Blue hanya tertawa pelan melihatnya. Kehadiran gadis cantik itu mengisi harinya dengan penuh candaan dan keluguannya.
*
*
Honey masuk ke dalam rumah dan tak melihat sang ibu di sana. Honey langsung menuju kamarnya dan masuk ke dalam kamar mandi.
Setelah membersihkan tubuhnya, Honey keluar kembali dari kamarnya dan mencari sang ibu yang sama sekali tak dilihatnya.
Dia kemudian menuju ke kamar ibunya dan melihat ibunya berbicara di ponsel seperti yang dimiliki oleh Blue tadi.
'Mommy punya ponsel? Sejak kapan?' batin Honey.
Honey tetap berdiri di balik pintu yang sedikit terbuka itu. Dia menguping pembicaraan sang mommy dengan seseorang di telepon.
"Daddy tak berhak mengatur hidupku lagi. Honey adalah tanggung jawabku dan aku membesarkannya dengan sangat baik di sini," ucap Marilyn penuh emosi.
Lalu Marilyn terdiam sebentar dan mendengarkan sang lawan bicara yang tak lain adalah ayahnya sendiri.
"Dia anakku, Dad. Dia anakku!!! Dia putriku. Dia putri kesayanganku!! Kau tak akan bisa mengambilnya dariku!! Berikan saja perusahaan itu pada orang lain, Honey tak membutuhkannya. Dia akan tinggal selamanya denganku di sini sampai aku mati!!" teriak Marilyn dan akhirnya menutup teleponnya.
Honey memundurkan langkahnya dan dia langsung kembali ke dalam kamarnya.
Marilyn memang menyembunyikan ponsel itu dari Honey karena dia tak ingin Honey terlalu ingin tahu dengan benda itu. Dan itu bisa membuat pertanyaan Honey semakin kritis saja padanya.
Honey duduk di tepi ranjangnya dan menunduk.
"Apakah aku akan tinggal di sini seumur hidupku?" bisik Honey pada dirinya sendiri.

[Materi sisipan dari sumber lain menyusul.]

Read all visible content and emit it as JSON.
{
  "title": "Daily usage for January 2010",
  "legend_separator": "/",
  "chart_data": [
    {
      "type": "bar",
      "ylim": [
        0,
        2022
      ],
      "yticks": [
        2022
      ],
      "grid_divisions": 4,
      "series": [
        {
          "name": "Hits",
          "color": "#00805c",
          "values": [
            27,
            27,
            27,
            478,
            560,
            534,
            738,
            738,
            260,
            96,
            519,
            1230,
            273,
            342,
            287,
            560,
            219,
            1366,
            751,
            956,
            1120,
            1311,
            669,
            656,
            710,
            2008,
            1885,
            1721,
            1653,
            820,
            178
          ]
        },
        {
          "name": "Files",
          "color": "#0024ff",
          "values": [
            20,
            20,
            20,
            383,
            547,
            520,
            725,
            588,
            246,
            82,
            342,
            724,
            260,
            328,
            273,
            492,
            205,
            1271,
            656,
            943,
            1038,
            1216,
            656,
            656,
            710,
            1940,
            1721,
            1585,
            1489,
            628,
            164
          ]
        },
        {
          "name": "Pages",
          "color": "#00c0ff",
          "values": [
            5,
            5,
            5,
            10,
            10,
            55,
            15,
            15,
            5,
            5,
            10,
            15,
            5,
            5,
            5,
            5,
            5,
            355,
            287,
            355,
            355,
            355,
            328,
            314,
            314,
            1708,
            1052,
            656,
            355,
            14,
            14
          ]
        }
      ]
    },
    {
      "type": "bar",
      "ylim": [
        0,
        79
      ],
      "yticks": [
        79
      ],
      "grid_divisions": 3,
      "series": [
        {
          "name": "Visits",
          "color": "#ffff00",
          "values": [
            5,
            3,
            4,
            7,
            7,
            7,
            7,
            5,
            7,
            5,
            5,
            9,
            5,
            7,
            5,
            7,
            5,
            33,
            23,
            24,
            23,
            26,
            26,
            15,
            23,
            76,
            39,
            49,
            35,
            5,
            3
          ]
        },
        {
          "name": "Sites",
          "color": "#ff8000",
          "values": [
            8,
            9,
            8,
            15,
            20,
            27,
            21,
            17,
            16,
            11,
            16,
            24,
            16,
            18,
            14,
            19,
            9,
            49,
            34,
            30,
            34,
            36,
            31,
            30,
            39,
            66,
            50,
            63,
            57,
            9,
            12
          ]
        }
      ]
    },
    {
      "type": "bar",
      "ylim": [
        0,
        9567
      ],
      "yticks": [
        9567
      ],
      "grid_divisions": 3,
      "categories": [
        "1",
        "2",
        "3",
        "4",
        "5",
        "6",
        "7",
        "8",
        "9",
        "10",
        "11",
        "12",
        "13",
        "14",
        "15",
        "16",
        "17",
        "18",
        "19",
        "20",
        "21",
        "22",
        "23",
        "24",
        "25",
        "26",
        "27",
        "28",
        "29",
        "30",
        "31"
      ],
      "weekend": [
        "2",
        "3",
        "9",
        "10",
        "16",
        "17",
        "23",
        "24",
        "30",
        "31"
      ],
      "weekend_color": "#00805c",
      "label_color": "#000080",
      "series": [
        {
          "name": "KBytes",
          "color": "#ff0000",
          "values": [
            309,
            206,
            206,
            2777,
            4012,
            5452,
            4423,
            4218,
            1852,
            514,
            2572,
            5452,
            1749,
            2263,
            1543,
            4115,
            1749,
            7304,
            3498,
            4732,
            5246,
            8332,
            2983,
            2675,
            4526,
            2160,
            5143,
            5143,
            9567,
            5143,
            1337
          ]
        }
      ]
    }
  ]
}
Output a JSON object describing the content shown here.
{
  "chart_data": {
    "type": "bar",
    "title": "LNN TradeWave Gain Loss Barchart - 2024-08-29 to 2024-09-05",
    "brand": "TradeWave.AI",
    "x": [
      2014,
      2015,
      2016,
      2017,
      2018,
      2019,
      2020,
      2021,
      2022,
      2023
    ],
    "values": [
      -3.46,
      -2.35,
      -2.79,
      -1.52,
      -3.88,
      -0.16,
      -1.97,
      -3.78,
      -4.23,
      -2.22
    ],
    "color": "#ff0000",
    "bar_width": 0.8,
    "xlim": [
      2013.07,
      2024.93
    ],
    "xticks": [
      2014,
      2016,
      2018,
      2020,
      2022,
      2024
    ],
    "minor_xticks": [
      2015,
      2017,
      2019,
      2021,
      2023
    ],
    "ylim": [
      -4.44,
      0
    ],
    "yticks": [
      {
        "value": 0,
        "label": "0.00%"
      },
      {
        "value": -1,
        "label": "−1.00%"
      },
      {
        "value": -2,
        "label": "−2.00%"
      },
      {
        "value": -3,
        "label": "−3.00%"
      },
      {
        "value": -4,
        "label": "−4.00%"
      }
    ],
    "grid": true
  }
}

Bertemu dengan Blue membuat Honey merasakan indahnya memiliki teman dan bersosialisasi.
Honey tak ingin berada di sini selamanya. Dia merasa ibunya hanya menyayangi dirinya sendiri tanpa memikirkan Honey.
"Aku tak mau menua di sini sendirian," bisik Honey lagi.
Lama Honey termenung sendiri di sana hingga bunyi ketukan di pintu menyadarkannya.
"Sayang, kau sudah datang?" tanya Marilyn dari luar.
"Ya, Mom," sahut Honey dan membuka kunci kamarnya.
"Mengapa kau mengunci kamarnya, Sayang?" tanya Marilyn tersenyum.
Honey tak menjawab. "Apakah kau sudah memakai korsetmu, Sayang?" tanya Marilyn.
"Belum, Mom," jawab Honey.
"Ayo mommy pasangkan," ucap Marilyn.
Marilyn memasangkan korset di pinggang Honey sejak Honey berumur 18 tahun agar perut dan pinggangnya tetap ramping dan tak berlemak.
Ya, Marilyn memang ingin membuat Honey se-sempurna mungkin dan tak kurang satu apapun kecuali kehidupannya yang terkungkung.